Durante todos estes séculos, só Freamunde parece destacar-se pelo dinamismo criado à volta das suas feiras. Dinamismo que lhe traz a criação de algumas unidades fabris. Todas pequenas no seu início artesanal, mas com destaque para a tamancaria e respectivos acessórios, para a latoaria, a fiação caseira e sobretudo o ferro forjado. Irradiando a partir dos centros feirantes, um comércio fixo a retalho enche-se de tudo e atrai a Freamunde gente das freguesias vizinhas. Mercadorias trazidas de todo o lado pelos Almocreves, homens sérios que por aqui passavam carregados com tudo, a caminho de Azurara. Com eles, as noticias, as inovações e a ventilação de ideias, algumas delas bem aproveitadas pelas gentes de Freamunde.

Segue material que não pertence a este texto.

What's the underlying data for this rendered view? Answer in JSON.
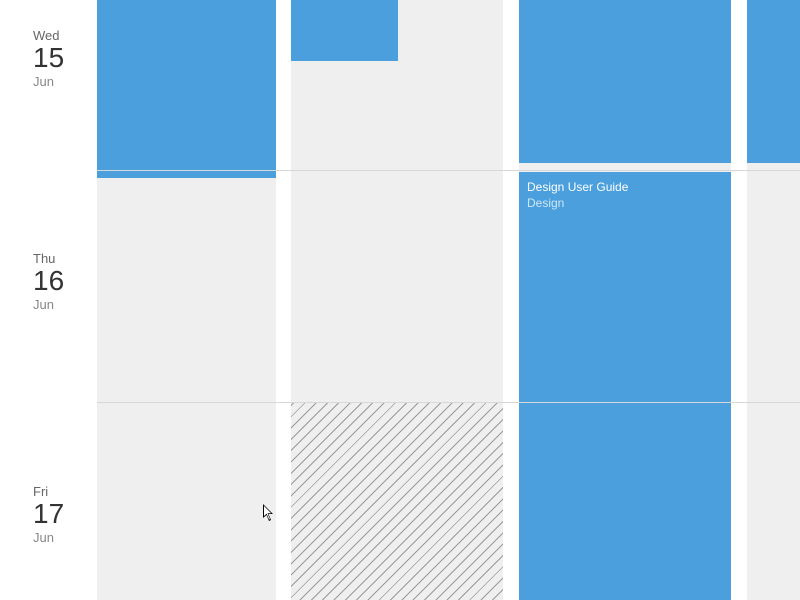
{
  "colors": {
    "event_bg": "#4a9fdc",
    "lane_bg": "#efefef",
    "divider": "#d8d8d8"
  },
  "days": [
    {
      "weekday": "Wed",
      "day": "15",
      "month": "Jun"
    },
    {
      "weekday": "Thu",
      "day": "16",
      "month": "Jun"
    },
    {
      "weekday": "Fri",
      "day": "17",
      "month": "Jun"
    }
  ],
  "events": {
    "e0": {
      "title": "",
      "sub": ""
    },
    "e1": {
      "title": "",
      "sub": ""
    },
    "e2": {
      "title": "",
      "sub": ""
    },
    "e3": {
      "title": "Design User Guide",
      "sub": "Design"
    },
    "e4": {
      "title": "",
      "sub": ""
    }
  }
}
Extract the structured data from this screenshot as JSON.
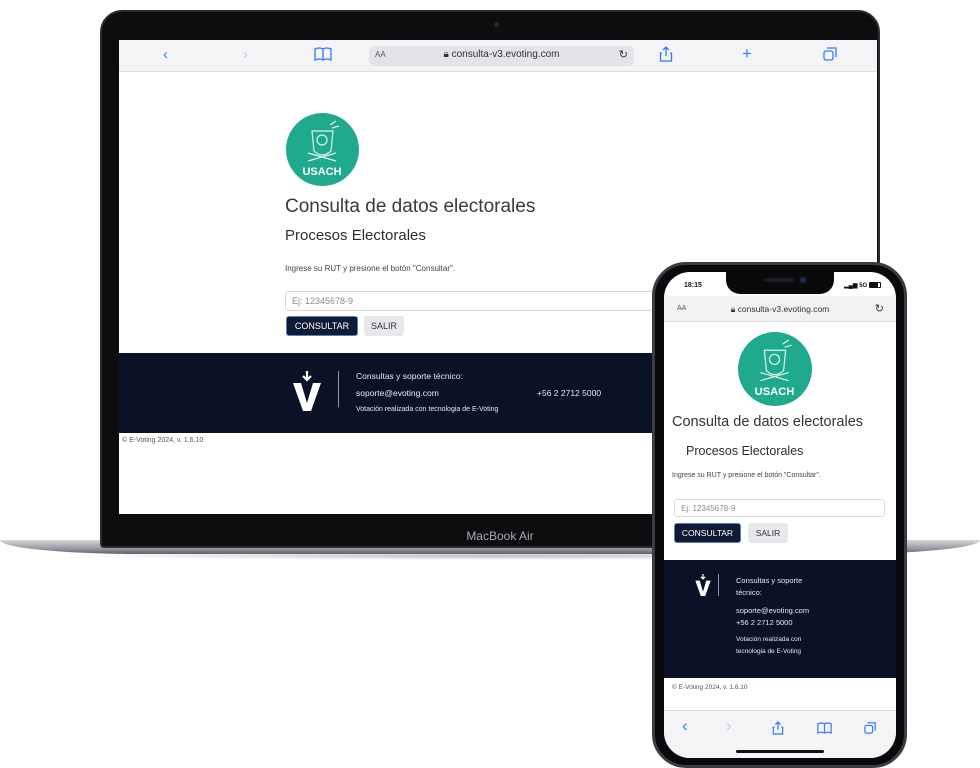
{
  "laptop": {
    "model_label": "MacBook Air",
    "browser": {
      "reader_label": "AA",
      "url": "consulta-v3.evoting.com",
      "back_icon": "chevron-left-icon",
      "forward_icon": "chevron-right-icon",
      "bookmarks_icon": "book-icon",
      "reload_icon": "reload-icon",
      "share_icon": "share-icon",
      "new_tab_icon": "plus-icon",
      "tabs_icon": "tabs-icon"
    }
  },
  "phone": {
    "status": {
      "time": "18:15",
      "signal": "5G"
    },
    "browser": {
      "reader_label": "AA",
      "url": "consulta-v3.evoting.com"
    }
  },
  "page": {
    "logo_text": "USACH",
    "title": "Consulta de datos electorales",
    "subtitle": "Procesos Electorales",
    "instruction": "Ingrese su RUT y presione el botón \"Consultar\".",
    "rut_placeholder": "Ej: 12345678-9",
    "consult_button": "CONSULTAR",
    "exit_button": "SALIR",
    "footer": {
      "support_label": "Consultas y soporte técnico:",
      "support_label_line1": "Consultas y soporte",
      "support_label_line2": "técnico:",
      "email": "soporte@evoting.com",
      "phone": "+56 2 2712 5000",
      "tech_note": "Votación realizada con tecnologia de E-Voting",
      "tech_note_line1": "Votación realizada con",
      "tech_note_line2": "tecnologia de E-Voting"
    },
    "copyright": "© E-Voting 2024, v. 1.6.10"
  },
  "colors": {
    "logo_teal": "#1fa98d",
    "footer_navy": "#0b1228",
    "primary_button": "#0f1a35",
    "ios_blue": "#2f7cf6"
  }
}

Almocreve a verificar a ferradura do cavalo

Por volta de 1940, novos voos, desta vez em torno da indústria do mobiliário. Não que se não produzisse antes toda uma gama de móveis domésticos, simples bancos, mesas de cozinha e cadeiras. Mas porque se criou a Fabrica Grande. Ali na rua do Comércio, estruturou-se em moldes modernos o que Albino Matos semeara desde os inícios do século. Excepcional pedagogo e inovador, começara por construir material escolar auxiliar para o ensino primário do país.












Vista aérea da (Fábrica Grande) Albino de Matos Pereira & Barros Lda.

Com êxito excepcional, desde as carteiras, os quadros, as caixas métricas, colecções de sólidos e formas geométricas, aos contadores. Em 1926 eram já duas as fábricas de material escolar a dar emprego em Freamunde e sobretudo a ensinarem a arte de bem trabalhar a madeira. A de Albino de Matos, sucessores Lda. e a Pereiras Barros e Ca. Ltd. 










Saída de operários da (Fábrica Grande)

De ambas se fez uma só fábrica, "dotada com todos os maquinismos necessários e com instalações que comportassem 600 ou mais operários, a fim de desenvolver extraordinariamente a nossa indústria e, construindo grandes séries de carteiras e demais mobiliário, poder baratear de tal maneira o artigo da nossa indústria, que jamais alguém pudesse concorrer connosco não só em qualidade, como também em preço."












Carteiras Escolares. Eram as usadas no meu tempo de escola

Por esse tempo o lema era: "Temos imitadores, mas não temos concorrentes."
E não tinham mesmo, até pelo empenho dado à formação profissional do maior empregador da região. Autêntica fábrica-escola, por ela passaram os pioneiros da indústria do móvel do concelho e da região.












Caixa métrica

Em 1945, na Fabrica Grande trabalhavam para cima de 500 operários, já bem especializados em todas as fases da produção. Este aspecto é relevante. Ali se trabalhava o vidro, os estofos, a colchoaria, a serralharia, a fundição, a pintura e o desenho de móveis.











Mesa operatória
Do mobiliário escolar, passou-se ao mobiliário doméstico, ao mobiliário hoteleiro, de escritório e hospitalar. De tudo se fez e bem de tudo se aprendeu nesta fábrica. Na década de sessenta, viu-se reduzida por grande incêndio, um primeiro sobressalto a que a conjuntura económica posterior acrescentou outros mais e mais difíceis de transpor. 


















Muitos dos operários que postaram para a fotografia. Ano de 1932

Mas não morreu e bem merecia um outro estatuto social e cultural, não só pelo seu património indesmentível como principalmente pelo seu imenso espólio que guarda ainda, autêntica tentação para que dela se volte a fazer escola-museu, integrada na região que bem precisa saber onde, como e porquê se tornou a capital do móvel.
Actualmente a freguesia cresceu e soube diversificar como poucas as suas iniciativas industriais, dos têxteis, das confecções, a indústria metalomecânica até aos produtos afins e acessórios dos tratamentos médicos e de uso hospitalar."